To correct peoples spelling? Perhaps you should use a browser with a spell checker instead.
The whole issue is industry misinformation
They are not even asking the right question. When you pause to look at what exactly is lost, the whole ‘huge loss to the economy’ myth unravels.
Free, unpaid, copying causes no loss in itself — it duplicates and spreads. The only possible ‘loss’ would be indirect, in the system of copyright. One might say a particular industry loses money, but why should anyone else care? It is not the government’s job to help particular industries, but to let the market work. The one thing we do care about generally is the one good thing that copyright claims to do: encourage production. So the only possible important loss is in less encouragement, and so less production. Is this proven? — no, and certainly not by quoting figures of ‘lost’ sales.

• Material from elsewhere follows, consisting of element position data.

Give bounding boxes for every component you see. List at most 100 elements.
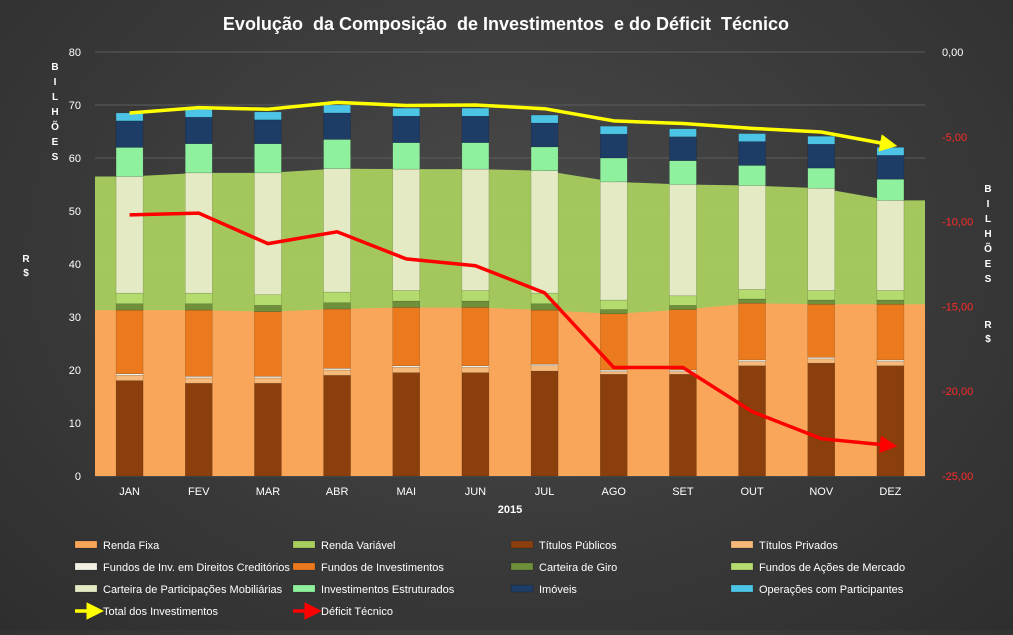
bar-fundos-de-acoes-de-mercado xyxy=(254,294,282,306)
bar-operacoes-com-participantes xyxy=(807,136,835,145)
bar-titulos-privados xyxy=(461,367,490,373)
bar-titulos-publicos xyxy=(600,373,628,477)
x-tick-label: JAN xyxy=(119,486,140,498)
y-left-title: I xyxy=(54,77,57,88)
legend-label: Renda Fixa xyxy=(103,540,160,552)
legend-label: Operações com Participantes xyxy=(759,584,904,596)
y-right-tick-label: -20,00 xyxy=(942,386,973,398)
bar-titulos-privados xyxy=(530,365,559,372)
bar-fundos-de-acoes-de-mercado xyxy=(323,291,351,303)
bar-fundos-de-investimentos xyxy=(669,309,697,371)
legend-swatch xyxy=(730,540,754,549)
legend-swatch xyxy=(74,562,98,571)
bar-titulos-privados xyxy=(600,371,628,375)
bar-operacoes-com-participantes xyxy=(461,107,490,117)
bar-carteira-de-giro xyxy=(807,299,835,305)
y-left-tick-label: 0 xyxy=(75,471,81,483)
bar-fundos-de-investimentos xyxy=(530,309,559,365)
y-right-title: B xyxy=(984,184,991,195)
y-right-title: Õ xyxy=(984,242,992,255)
bar-fundos-de-investimentos xyxy=(807,304,835,358)
x-tick-label: OUT xyxy=(740,486,764,498)
y-left-unit: $ xyxy=(23,268,29,279)
legend-swatch xyxy=(292,584,316,593)
bar-fundos-de-acoes-de-mercado xyxy=(461,290,490,302)
bar-operacoes-com-participantes xyxy=(254,111,282,121)
bar-investimentos-estruturados xyxy=(876,178,905,201)
line-deficit-tecnico xyxy=(129,211,898,454)
legend-label: Títulos Públicos xyxy=(539,540,617,552)
bar-imoveis xyxy=(392,115,420,143)
legend-label: Carteira de Giro xyxy=(539,562,617,574)
bar-carteira-de-giro xyxy=(323,302,351,310)
y-right-tick-label: -15,00 xyxy=(942,301,973,313)
bar-imoveis xyxy=(115,120,144,148)
y-left-tick-label: 20 xyxy=(69,365,81,377)
bar-carteira-de-participacoes-mobiliarias xyxy=(254,172,282,295)
y-right-tick-label: -10,00 xyxy=(942,217,973,229)
bar-carteira-de-participacoes-mobiliarias xyxy=(738,185,766,290)
bar-carteira-de-participacoes-mobiliarias xyxy=(807,187,835,291)
bar-fundos-de-investimentos xyxy=(392,307,420,367)
y-right-unit: R xyxy=(984,320,992,331)
bar-investimentos-estruturados xyxy=(807,167,835,189)
bar-fundos-de-investimentos xyxy=(254,311,282,377)
bar-carteira-de-giro xyxy=(738,298,766,304)
y-left-tick-label: 60 xyxy=(69,153,81,165)
bar-imoveis xyxy=(807,143,835,169)
bar-operacoes-com-participantes xyxy=(185,108,213,118)
bar-carteira-de-participacoes-mobiliarias xyxy=(185,172,213,294)
x-tick-label: AGO xyxy=(602,486,627,498)
y-right-title: H xyxy=(984,229,991,240)
legend-label: Déficit Técnico xyxy=(321,606,393,618)
bar-titulos-privados xyxy=(115,375,144,381)
bar-carteira-de-giro xyxy=(115,303,144,311)
bar-fundos-de-acoes-de-mercado xyxy=(876,290,905,301)
bar-titulos-publicos xyxy=(254,383,282,477)
y-right-title: I xyxy=(987,199,990,210)
y-left-tick-label: 50 xyxy=(69,206,81,218)
x-axis-title: 2015 xyxy=(498,504,522,516)
bar-operacoes-com-participantes xyxy=(876,147,905,156)
bar-imoveis xyxy=(323,112,351,140)
y-right-title: S xyxy=(985,274,992,285)
bar-fundos-de-investimentos xyxy=(185,309,213,377)
bar-investimentos-estruturados xyxy=(392,142,420,170)
legend: Renda Fixa Renda Variável Títulos Públicos… xyxy=(74,540,905,620)
line-series xyxy=(129,100,898,454)
legend-label: Total dos Investimentos xyxy=(103,606,218,618)
bar-investimentos-estruturados xyxy=(530,146,559,171)
bar-investimentos-estruturados xyxy=(600,157,628,183)
bar-imoveis xyxy=(600,133,628,159)
y-left-tick-label: 40 xyxy=(69,259,81,271)
bar-titulos-privados xyxy=(738,361,766,367)
legend-swatch xyxy=(74,584,98,593)
x-tick-label: FEV xyxy=(188,486,210,498)
bar-carteira-de-participacoes-mobiliarias xyxy=(669,184,697,297)
y-right-title: E xyxy=(985,259,992,270)
bar-operacoes-com-participantes xyxy=(600,125,628,135)
bar-fundos-de-inv-em-direitos-creditorios xyxy=(530,363,559,367)
bar-titulos-privados xyxy=(807,358,835,364)
y-left-tick-label: 70 xyxy=(69,100,81,112)
bar-titulos-publicos xyxy=(185,383,213,477)
bar-titulos-publicos xyxy=(115,380,144,477)
bar-investimentos-estruturados xyxy=(115,147,144,177)
stacked-bars xyxy=(115,104,905,477)
bar-fundos-de-acoes-de-mercado xyxy=(600,299,628,310)
bar-carteira-de-participacoes-mobiliarias xyxy=(530,170,559,294)
bar-carteira-de-participacoes-mobiliarias xyxy=(876,200,905,291)
bar-fundos-de-acoes-de-mercado xyxy=(115,292,144,304)
chart-title: Evolução da Composição de Investimentos … xyxy=(223,14,789,34)
bar-carteira-de-giro xyxy=(185,303,213,311)
area-renda-fixa xyxy=(95,303,925,476)
y-left-unit: R xyxy=(22,254,30,265)
y-left-title: H xyxy=(51,107,58,118)
legend-swatch xyxy=(510,540,534,549)
legend-swatch xyxy=(730,562,754,571)
bar-investimentos-estruturados xyxy=(669,160,697,185)
bar-titulos-publicos xyxy=(807,362,835,477)
x-tick-label: SET xyxy=(672,486,694,498)
x-tick-label: JUN xyxy=(465,486,486,498)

Everything else free copying does is a gain. Really, adding up amounts of money of ‘lost’ sales doesn’t give losses at all, it more closely gives *gains*: gains to the public in real, tangible availability of goods.
The question we need to ask is: ‘Does the average person have more new music/films/books/etc. to enjoy?’ — that combines production and distribution into current overall good for the public. It seems reasonably measurable . . .

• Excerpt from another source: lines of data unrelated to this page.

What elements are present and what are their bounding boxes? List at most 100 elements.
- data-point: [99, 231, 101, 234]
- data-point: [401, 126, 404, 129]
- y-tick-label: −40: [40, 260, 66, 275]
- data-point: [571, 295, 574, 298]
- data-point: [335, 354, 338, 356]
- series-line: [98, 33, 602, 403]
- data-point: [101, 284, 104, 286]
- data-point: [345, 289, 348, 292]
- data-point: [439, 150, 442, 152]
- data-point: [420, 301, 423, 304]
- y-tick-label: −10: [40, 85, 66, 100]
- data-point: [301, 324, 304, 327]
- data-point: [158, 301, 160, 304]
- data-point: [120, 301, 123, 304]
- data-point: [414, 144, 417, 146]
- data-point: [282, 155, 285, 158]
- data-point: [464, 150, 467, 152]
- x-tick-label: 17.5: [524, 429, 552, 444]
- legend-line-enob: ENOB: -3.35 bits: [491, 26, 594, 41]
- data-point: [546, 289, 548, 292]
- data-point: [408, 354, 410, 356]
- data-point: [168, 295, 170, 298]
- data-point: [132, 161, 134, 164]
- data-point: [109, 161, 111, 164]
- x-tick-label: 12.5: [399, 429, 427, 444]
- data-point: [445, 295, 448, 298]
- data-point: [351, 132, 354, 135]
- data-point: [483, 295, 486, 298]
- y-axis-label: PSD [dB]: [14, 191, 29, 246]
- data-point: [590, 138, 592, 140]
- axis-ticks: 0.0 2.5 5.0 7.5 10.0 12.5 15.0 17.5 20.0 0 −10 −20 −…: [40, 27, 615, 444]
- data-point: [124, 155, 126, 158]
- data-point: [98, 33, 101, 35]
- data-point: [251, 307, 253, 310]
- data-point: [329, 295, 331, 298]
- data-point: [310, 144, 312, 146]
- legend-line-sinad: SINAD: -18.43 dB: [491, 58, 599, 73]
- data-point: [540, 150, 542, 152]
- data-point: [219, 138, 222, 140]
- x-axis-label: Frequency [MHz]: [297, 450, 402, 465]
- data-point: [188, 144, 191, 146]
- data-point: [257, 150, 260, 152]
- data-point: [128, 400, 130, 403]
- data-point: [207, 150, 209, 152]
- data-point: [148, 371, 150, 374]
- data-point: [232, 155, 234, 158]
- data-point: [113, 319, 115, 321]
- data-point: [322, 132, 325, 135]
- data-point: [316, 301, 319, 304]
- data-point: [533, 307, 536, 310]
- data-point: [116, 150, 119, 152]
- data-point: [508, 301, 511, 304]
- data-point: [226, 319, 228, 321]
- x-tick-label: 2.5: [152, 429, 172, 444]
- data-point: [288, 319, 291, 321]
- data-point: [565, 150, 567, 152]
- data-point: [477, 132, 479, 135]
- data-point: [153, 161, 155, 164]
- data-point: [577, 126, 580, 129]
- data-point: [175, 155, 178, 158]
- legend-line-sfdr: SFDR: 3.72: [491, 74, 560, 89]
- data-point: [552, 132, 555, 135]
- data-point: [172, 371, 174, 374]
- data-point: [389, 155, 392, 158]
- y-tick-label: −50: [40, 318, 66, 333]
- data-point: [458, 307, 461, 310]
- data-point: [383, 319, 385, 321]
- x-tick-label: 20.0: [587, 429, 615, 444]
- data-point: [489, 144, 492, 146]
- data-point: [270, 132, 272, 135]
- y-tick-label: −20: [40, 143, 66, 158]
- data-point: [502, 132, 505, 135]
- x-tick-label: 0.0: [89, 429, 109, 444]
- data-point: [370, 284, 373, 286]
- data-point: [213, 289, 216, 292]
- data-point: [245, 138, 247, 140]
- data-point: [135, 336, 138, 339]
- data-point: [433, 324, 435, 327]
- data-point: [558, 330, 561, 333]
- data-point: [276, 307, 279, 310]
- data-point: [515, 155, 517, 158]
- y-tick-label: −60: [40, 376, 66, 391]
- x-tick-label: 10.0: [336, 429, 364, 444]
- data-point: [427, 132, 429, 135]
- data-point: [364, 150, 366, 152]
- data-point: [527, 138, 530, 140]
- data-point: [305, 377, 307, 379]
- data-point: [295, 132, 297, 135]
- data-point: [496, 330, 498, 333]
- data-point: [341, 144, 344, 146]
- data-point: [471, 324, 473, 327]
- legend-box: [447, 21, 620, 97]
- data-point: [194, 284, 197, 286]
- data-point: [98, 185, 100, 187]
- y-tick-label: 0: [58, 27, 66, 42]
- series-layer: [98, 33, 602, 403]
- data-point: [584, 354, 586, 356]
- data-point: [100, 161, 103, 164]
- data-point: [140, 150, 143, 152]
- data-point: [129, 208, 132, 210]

And of course, even if good were decreasing it wouldn’t be an argument for copyright, but for support of production in a way sympathetic to internet distribution.
This is where selective quoting gets people in trouble.
If you actually read the study, it’s no where near that one sided (http://www.gao.gov/new.items/d10423.pdf). It says there are potential negative effects and potential positive effects, but the data is hard to come by and so assumptions have to be made. A summary table from page 9 looks like this:
Table 2: Potential Direct Effects of IP Infringements in the United States by Stakeholder
Stakeholders Potential effects
– Negative effects
• Damage to health and safety
• Costs incurred when product fails due to lower quality of counterfeit good
– Positive Effects
• Perceived benefits from lower prices of counterfeit and pirated goods
• Lost sales
• Lost brand value or damage to public image
• Cost of IP protection
• Decreased incentive to invest in research and development
– Positive effects
• Increased sales of legitimate goods
And the final sentence of the summary, after saying the data sets suck, is: “Nonetheless, research in specific industries suggest that the problem is sizeable, which is of particular concern as many U.S. industries are leaders in the creation of intellectual property.”
“If you actually read the study, it’s no where near that one sided (http://www.gao.gov/new.items/d10423.pdf). It says there are potential negative effects and potential positive effects, but the data is hard to come by and so assumptions have to be made. A summary table from page 9 looks like this:”
Conflating counterfeiting with file sharing isn’t too clever either.